Martín de Porres, un buen samaritano

Fr. Joel Alfonso Chiquinta Vílchez
Fr. Joel Alfonso Chiquinta Vílchez
Convento de S. Alberto, Perú.

 

    Al recordar a Martín de Porres vienen a nuestras mentes la estampita de un santo mulato afroamericano, vestido de blanco y negro como todo dominico, con una escoba en la mano y bajo sus pies, comiendo del mismo plato, perro, pericote y gato. Es realmente inconfundible entre los santos, aunque siguió el mismo camino de todos ellos. Todos, en efecto, imitan al mismo Jesús que nos invitó a actuar en favor de nuestro prójimo, y para ello les contó a sus discípulos una parábola, la del Buen Samaritano. En efecto, hay muchas razones por las que Martín fue también un Buen Samaritano…

         «Un hombre de Samaria que viajaba por el mismo camino, le vio y sintió compasión de él. Se le acercó, le curó las heridas con aceite y vendó. Luego lo montó en su propia cabalgadura, lo llevó a una posada y cuidó de él…» (Lc 10,33-34).

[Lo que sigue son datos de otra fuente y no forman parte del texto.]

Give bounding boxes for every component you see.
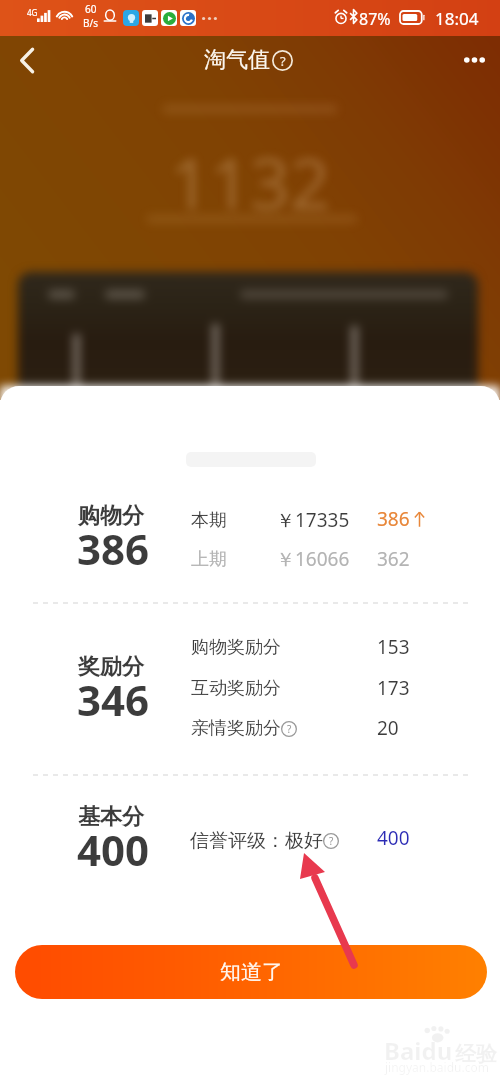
staticText: ￥16066 xyxy=(276,546,350,572)
staticText: 18:04 xyxy=(435,7,479,30)
staticText: 4G xyxy=(27,7,38,18)
staticText: jingyan.baidu.com xyxy=(385,1059,489,1075)
button[interactable]: More options xyxy=(449,36,500,84)
staticText: 400 xyxy=(377,825,410,851)
staticText: 386 xyxy=(377,506,410,532)
staticText: 奖励分 xyxy=(78,653,144,681)
staticText: 362 xyxy=(377,546,410,572)
staticText: ￥17335 xyxy=(276,507,350,533)
button[interactable]: 知道了 xyxy=(15,945,487,999)
staticText: 互动奖励分 xyxy=(191,677,281,700)
staticText: 1132 xyxy=(170,134,331,229)
staticText: 信誉评级：极好 xyxy=(190,829,323,853)
staticText: 知道了 xyxy=(220,959,283,985)
button[interactable]: Back xyxy=(0,36,54,84)
staticText: 购物分 xyxy=(78,502,144,530)
staticText: 购物奖励分 xyxy=(191,636,281,659)
staticText: 60 xyxy=(85,2,97,16)
staticText: 153 xyxy=(377,634,410,660)
staticText: ? xyxy=(329,834,334,848)
staticText: 400 xyxy=(77,821,150,878)
staticText: 经验 xyxy=(455,1041,497,1067)
staticText: 386 xyxy=(77,520,150,577)
staticText: Baidu xyxy=(384,1034,453,1067)
staticText: 基本分 xyxy=(78,803,144,831)
staticText: 淘气值 xyxy=(204,46,270,74)
staticText: 173 xyxy=(377,675,410,701)
staticText: 本期 xyxy=(191,509,227,532)
staticText: ? xyxy=(287,722,292,736)
staticText: 87% xyxy=(359,8,391,30)
staticText: 346 xyxy=(77,671,150,728)
staticText: 20 xyxy=(377,715,399,741)
staticText: 亲情奖励分 xyxy=(191,717,281,740)
staticText: B/s xyxy=(83,16,99,30)
staticText: 上期 xyxy=(191,548,227,571)
staticText: ? xyxy=(280,52,286,70)
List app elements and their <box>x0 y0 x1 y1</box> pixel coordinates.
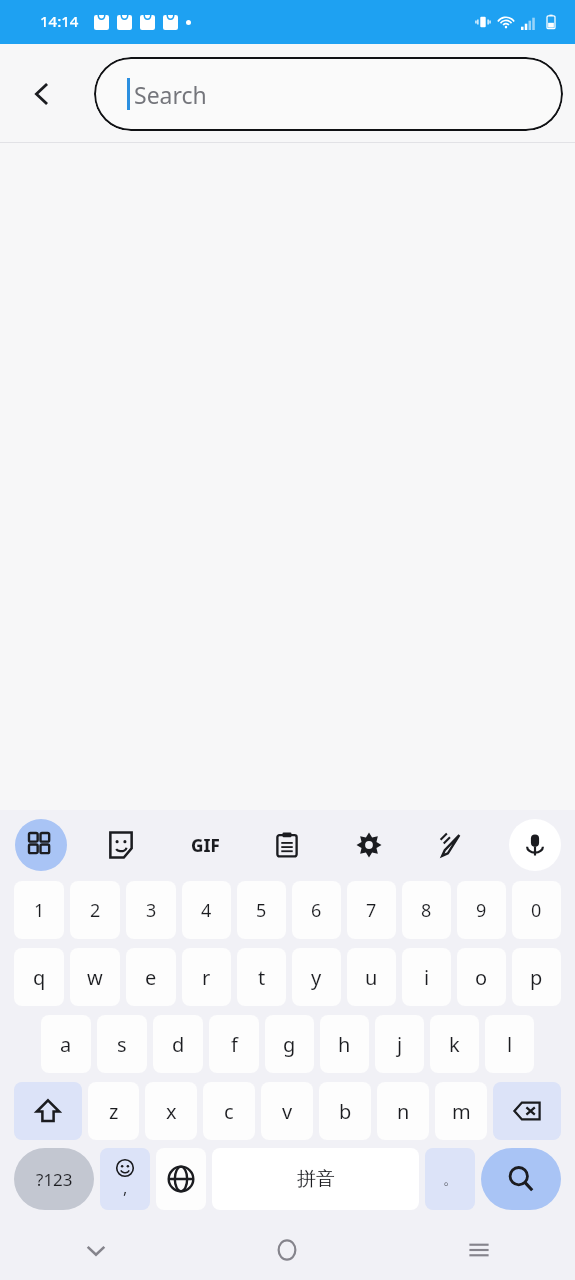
button[interactable]: Back <box>14 66 70 122</box>
staticText: 1 <box>34 898 45 923</box>
staticText: i <box>424 964 430 991</box>
staticText: Search <box>134 79 207 110</box>
button[interactable]: t <box>237 948 286 1006</box>
button[interactable]: e <box>126 948 176 1006</box>
staticText: 。 <box>443 1170 458 1189</box>
button[interactable]: b <box>319 1082 371 1140</box>
staticText: 14:14 <box>40 11 79 31</box>
button[interactable]: s <box>97 1015 147 1073</box>
button[interactable]: n <box>377 1082 429 1140</box>
button[interactable]: Search <box>481 1148 561 1210</box>
staticText: s <box>117 1031 127 1058</box>
button[interactable]: 7 <box>347 881 396 939</box>
staticText: j <box>397 1031 403 1058</box>
staticText: x <box>166 1098 177 1125</box>
button[interactable]: y <box>292 948 341 1006</box>
staticText: 5 <box>256 898 267 923</box>
button[interactable]: Emoji <box>100 1148 150 1210</box>
button[interactable]: d <box>153 1015 203 1073</box>
button[interactable]: p <box>512 948 561 1006</box>
button[interactable]: i <box>402 948 451 1006</box>
staticText: z <box>109 1098 119 1125</box>
button[interactable]: o <box>457 948 506 1006</box>
button[interactable]: Voice input <box>509 819 561 871</box>
staticText: v <box>282 1098 293 1125</box>
button[interactable]: Stickers <box>98 822 144 868</box>
staticText: p <box>530 964 543 991</box>
staticText: 6 <box>311 898 322 923</box>
staticText: r <box>202 964 211 991</box>
button[interactable]: 1 <box>14 881 64 939</box>
button[interactable]: Hide keyboard <box>0 1220 191 1280</box>
button[interactable]: r <box>182 948 231 1006</box>
button[interactable]: k <box>430 1015 479 1073</box>
staticText: e <box>145 964 157 991</box>
staticText: l <box>507 1031 513 1058</box>
button[interactable]: 0 <box>512 881 561 939</box>
button[interactable]: u <box>347 948 396 1006</box>
button[interactable]: 。 <box>425 1148 475 1210</box>
button[interactable]: g <box>265 1015 314 1073</box>
button[interactable]: z <box>88 1082 139 1140</box>
staticText: 9 <box>476 898 487 923</box>
button[interactable]: 2 <box>70 881 120 939</box>
staticText: k <box>449 1031 460 1058</box>
button[interactable]: a <box>41 1015 91 1073</box>
staticText: w <box>87 964 103 991</box>
button[interactable]: Clipboard <box>264 822 310 868</box>
button[interactable]: 拼音 <box>212 1148 419 1210</box>
button[interactable]: h <box>320 1015 369 1073</box>
staticText: d <box>172 1031 185 1058</box>
button[interactable]: m <box>435 1082 487 1140</box>
button[interactable]: l <box>485 1015 534 1073</box>
button[interactable]: Settings <box>346 822 392 868</box>
button[interactable]: w <box>70 948 120 1006</box>
button[interactable]: Shift <box>14 1082 82 1140</box>
staticText: , <box>123 1177 128 1199</box>
staticText: b <box>339 1098 352 1125</box>
staticText: 4 <box>201 898 212 923</box>
staticText: f <box>231 1031 238 1058</box>
button[interactable]: GIF <box>182 822 228 868</box>
staticText: 7 <box>366 898 377 923</box>
button[interactable]: 4 <box>182 881 231 939</box>
staticText: c <box>224 1098 234 1125</box>
button[interactable]: Backspace <box>493 1082 561 1140</box>
staticText: g <box>283 1031 296 1058</box>
button[interactable]: v <box>261 1082 313 1140</box>
button[interactable]: 8 <box>402 881 451 939</box>
staticText: t <box>258 964 266 991</box>
button[interactable]: 5 <box>237 881 286 939</box>
staticText: a <box>60 1031 72 1058</box>
button[interactable]: Search <box>94 57 563 131</box>
button[interactable]: Change language <box>156 1148 206 1210</box>
staticText: y <box>311 964 322 991</box>
button[interactable]: Home <box>191 1220 383 1280</box>
button[interactable]: Keyboard modes <box>15 819 67 871</box>
staticText: 0 <box>531 898 542 923</box>
button[interactable]: Recents <box>383 1220 575 1280</box>
button[interactable]: j <box>375 1015 424 1073</box>
button[interactable]: 6 <box>292 881 341 939</box>
staticText: ?123 <box>36 1168 73 1191</box>
button[interactable]: ?123 <box>14 1148 94 1210</box>
staticText: 2 <box>90 898 101 923</box>
button[interactable]: 3 <box>126 881 176 939</box>
staticText: 8 <box>421 898 432 923</box>
staticText: n <box>397 1098 410 1125</box>
button[interactable]: 9 <box>457 881 506 939</box>
staticText: h <box>338 1031 351 1058</box>
button[interactable]: Handwriting <box>428 822 474 868</box>
staticText: 拼音 <box>297 1167 335 1191</box>
staticText: 3 <box>146 898 157 923</box>
button[interactable]: x <box>145 1082 197 1140</box>
staticText: q <box>33 964 46 991</box>
button[interactable]: f <box>209 1015 259 1073</box>
staticText: u <box>365 964 378 991</box>
staticText: m <box>452 1098 471 1125</box>
button[interactable]: q <box>14 948 64 1006</box>
staticText: GIF <box>191 834 220 857</box>
staticText: o <box>475 964 488 991</box>
button[interactable]: c <box>203 1082 255 1140</box>
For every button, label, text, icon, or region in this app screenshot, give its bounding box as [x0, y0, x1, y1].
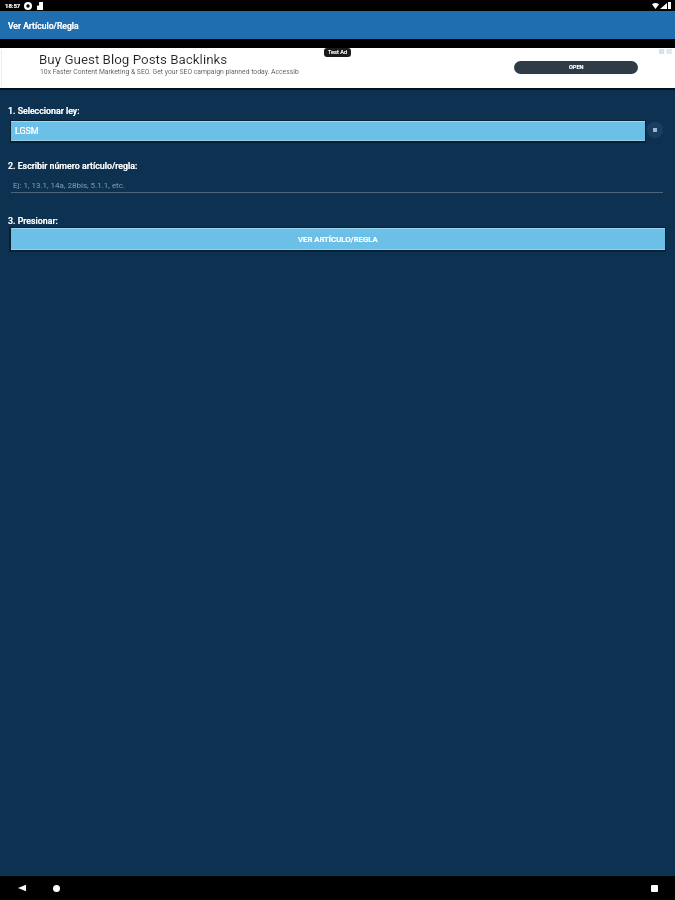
staticText: LGSM — [15, 126, 39, 136]
staticText: Buy Guest Blog Posts Backlinks — [39, 52, 228, 68]
staticText: Test Ad — [328, 49, 347, 56]
button[interactable]: LGSM — [11, 121, 645, 141]
button[interactable]: Ver Artículo/Regla — [0, 11, 675, 39]
button[interactable]: OPEN — [514, 61, 638, 74]
staticText: Ej: 1, 13.1, 14a, 28bis, 5.1.1, etc. — [13, 181, 126, 190]
button[interactable]: Ayuda — [647, 122, 663, 138]
button[interactable]: Home — [46, 878, 66, 898]
button[interactable]: Buy Guest Blog Posts Backlinks — [0, 48, 675, 88]
staticText: OPEN — [569, 64, 584, 71]
staticText: 3. Presionar: — [8, 216, 58, 226]
staticText: 1. Seleccionar ley: — [8, 106, 80, 116]
button[interactable]: Back — [12, 878, 32, 898]
staticText: VER ARTÍCULO/REGLA — [298, 235, 378, 244]
staticText: Ver Artículo/Regla — [8, 21, 79, 31]
staticText: 2. Escribir número artículo/regla: — [8, 161, 138, 171]
staticText: 18:57 — [5, 2, 21, 9]
button[interactable]: Recents — [644, 878, 664, 898]
staticText: 10x Faster Content Marketing & SEO. Get … — [40, 68, 299, 76]
button[interactable]: VER ARTÍCULO/REGLA — [11, 228, 665, 250]
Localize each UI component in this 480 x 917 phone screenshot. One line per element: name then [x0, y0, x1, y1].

    Conocemos muy bien la historia. Sabemos que, tras ver el cuerpo del hombre asaltado por unos bandidos, tanto el sacerdote como el Maestro de la Ley pasaron de largo. Se supone que, en primer lugar, ambos personajes se constituían como imitadores de la voluntad de Dios y actuaron según su juicio. Jesús, en cambio, pone de ejemplo a un samaritano, odiado por los judíos por haberse contagiado de otras tradiciones paganas. Muchas veces no esperamos ejemplos de vida en aquellos que vemos como enemigos o diferentes. La vida de Martín de Porres da fe de ello. Él también vivía con sacerdotes, y por qué no decir, con muchos frailes que eran muy buenos intérpretes de las Sagradas Escrituras y de las letras; pero ninguno de ellos, sin embargo, se convirtió en mayor ejemplo para los demás como Martín. De hecho, muchos hermanos suyos hacían lo que, como frailes, debían hacer. Lo interesante aquí es romper los propios límites, y Martín fue uno de ellos. Pero tampoco es cierto que Martín haya ocasionado una rebelión de las normas conventuales. Él siempre fue muy obediente, pero sabía cuándo la obediencia tenía que dialogar con la caridad del necesitado, y por eso nuestro pobre fraile se metía en uno y otro problema, en su inocente vida de caridad.

    Martín también «veía y sentía compasión». Como sabemos, atendía con igual ternura tanto a los pericotes de su cocina como al Obispo que lo llamaba para que le cuidara. No importaba de quién se trate, lo que prevalecía era la necesidad de quien le buscaba. Esta disponibilidad, «salida de sí mismo», solo la habría aprendido de Domingo de Guzmán, quien siguió –así mismo- a Jesús. La vida de nuestro padre fundador nos relata que vendía sus pertenecientes para darles a los pobres, algo que aprendió de Jesús, quien al ver a la muchedumbre también sentía compasión. Martín, en esta misma actitud, llevaba a los enfermos hasta el convento e incluso les ofrecía su único colchón para que descansasen. También curaba las heridas, y en eso era un experto, pues fue aprendiz de cirujano y utilizó este don para ofrecerlo a los demás. Y es que la compasión no solo debe entender como mera lástima, sino como actitud que conmueve las entrañas por el dolor del otro para luego hacer algo concreto.

    Finalmente, como el Samaritano, Martín llevaba a los que curaba hacia la posada de la Iglesia. No, no solo a la estructura, al templo, sino al corazón de esta misma. El verdadero corazón de la Iglesia es el de la caridad. Muchas almas se convirtieron y se siguen convirtiendo (y renovando su compromiso) gracias a que alguien nos lleva hacia la casa de Dios, que nos espera siempre con los brazos abiertos. Hoy que nos lamentamos mucho de que nuestros templos están vacíos, podríamos preguntarnos a dónde precisamente queremos llevar a nuestros hermanos: ¿al templo de la Iglesia o al corazón de la Iglesia?

    Ahora, tras más de 300 años en el cielo y 54 años de ser elevado a los altares, Martín de Porres nos sigue acompañando. Ahora, hablando plenamente con Dios, sigue hablándole a Él de nosotros, algo que ya hacía aquí en la Tierra. No podríamos terminar de hablar de Martín sin hacer mención de que todo cuanto hizo fue un don recibido en su constante búsqueda de Dios. Solo cuando oramos descubrimos qué quiere Dios para nosotros, y qué podemos hacer por nuestros hermanos. La oración fue el motor de su existencia y nosotros también estamos invitados a descubrir la voluntad de Dios en nuestras vidas. Una pista: Dios quiere que seamos Buenos Samaritanos.